Statistical jargons in literature review

These statistical jargons are presented as how I understood them in terms of research for psychological treatments but is generally applicable to the field. Tough learning especially when quantitative research/statistical analysis is not my strong field at all. Slightly uncomfortable about reducing individuals to subjects to be studied and talking about them as though they are something to be measured rather than each having their idiosyncracities.

Effect size : small, medium, large-
-more commonly reported in the social science research when reviewing literature’s results (if I understood correctly) in addition to statistical significance ie. p values.

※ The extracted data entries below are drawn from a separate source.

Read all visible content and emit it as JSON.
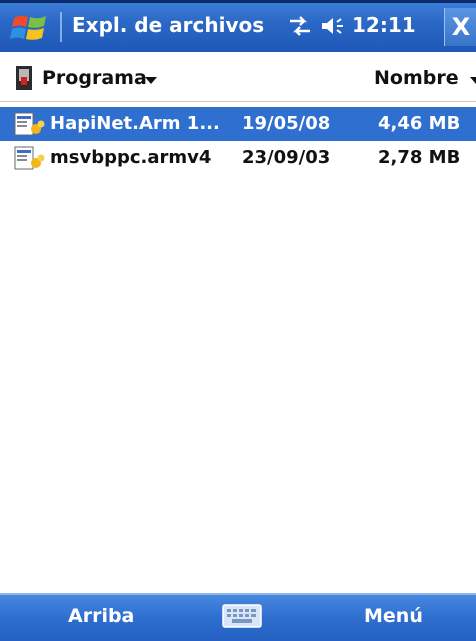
{
  "titlebar": {
    "title": "Expl. de archivos",
    "clock": "12:11",
    "close_label": "X",
    "icons": [
      "windows-start-icon",
      "connectivity-icon",
      "volume-icon"
    ]
  },
  "header": {
    "folder_label": "Programa",
    "sort_label": "Nombre"
  },
  "files": [
    {
      "name": "HapiNet.Arm 1...",
      "date": "19/05/08",
      "size": "4,46 MB",
      "selected": true
    },
    {
      "name": "msvbppc.armv4",
      "date": "23/09/03",
      "size": "2,78 MB",
      "selected": false
    }
  ],
  "menubar": {
    "left_softkey": "Arriba",
    "right_softkey": "Menú",
    "center_icon": "keyboard-icon"
  },
  "colors": {
    "titlebar": "#2a67c6",
    "selection": "#2f6fd0",
    "menubar": "#2f6fd0"
  }
}
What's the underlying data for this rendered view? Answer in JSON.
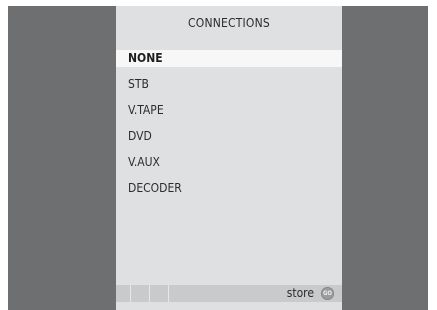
{
  "menu": {
    "title": "CONNECTIONS",
    "items": [
      {
        "label": "NONE",
        "selected": true
      },
      {
        "label": "STB",
        "selected": false
      },
      {
        "label": "V.TAPE",
        "selected": false
      },
      {
        "label": "DVD",
        "selected": false
      },
      {
        "label": "V.AUX",
        "selected": false
      },
      {
        "label": "DECODER",
        "selected": false
      }
    ]
  },
  "footer": {
    "store_label": "store",
    "go_icon": "go-button-icon",
    "go_text": "GO"
  },
  "colors": {
    "frame": "#6e6f71",
    "menu_background": "#dfe0e1",
    "selected_background": "#f7f7f7",
    "footer_bar": "#c9cacb"
  }
}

between and within subjects paradigms
- between subjects is the measure of outcome for examples, across different psychological treatment
- within subjects is the measure of process for example, difference pre and post treatment
- important for issues of internal and external validity. At the moment, I only understand external validity as whether the results is generalisable to the population studied.
Edit: internal validity is whether the effect studied is indeed the one affecting the results and not some other unwanted variable. For example, in comparing a psychological therapy to waiting list- results may show a positive outcome for those being seen by a therapist but is this due to the psychological treatment per se or other factors such as further deterioration of mental health due to the passing of time being on the waiting list.

Participant used for final analysis : intention-to-treat vs completers
- Intention-to-treat is an inclusion of all participants that were originally assigned to an experimental condition into final analysis. .
- Completers analysis includes only participants that completed the course of psychological treatment. This may present bias results as individuals who do not complete a psychological treatment for example may have dropped out because they don’t feel it was working ie. negative outcome

Ok, this is as far as I have gotten at the moment in what I use in my review of the literature. I am aware there are so much more to learn. For example, different kinds of statistical analysis may have their own pitfalls for example, random effects analysis may yield a more conservative measure of combined effects. Not even going there at the moment.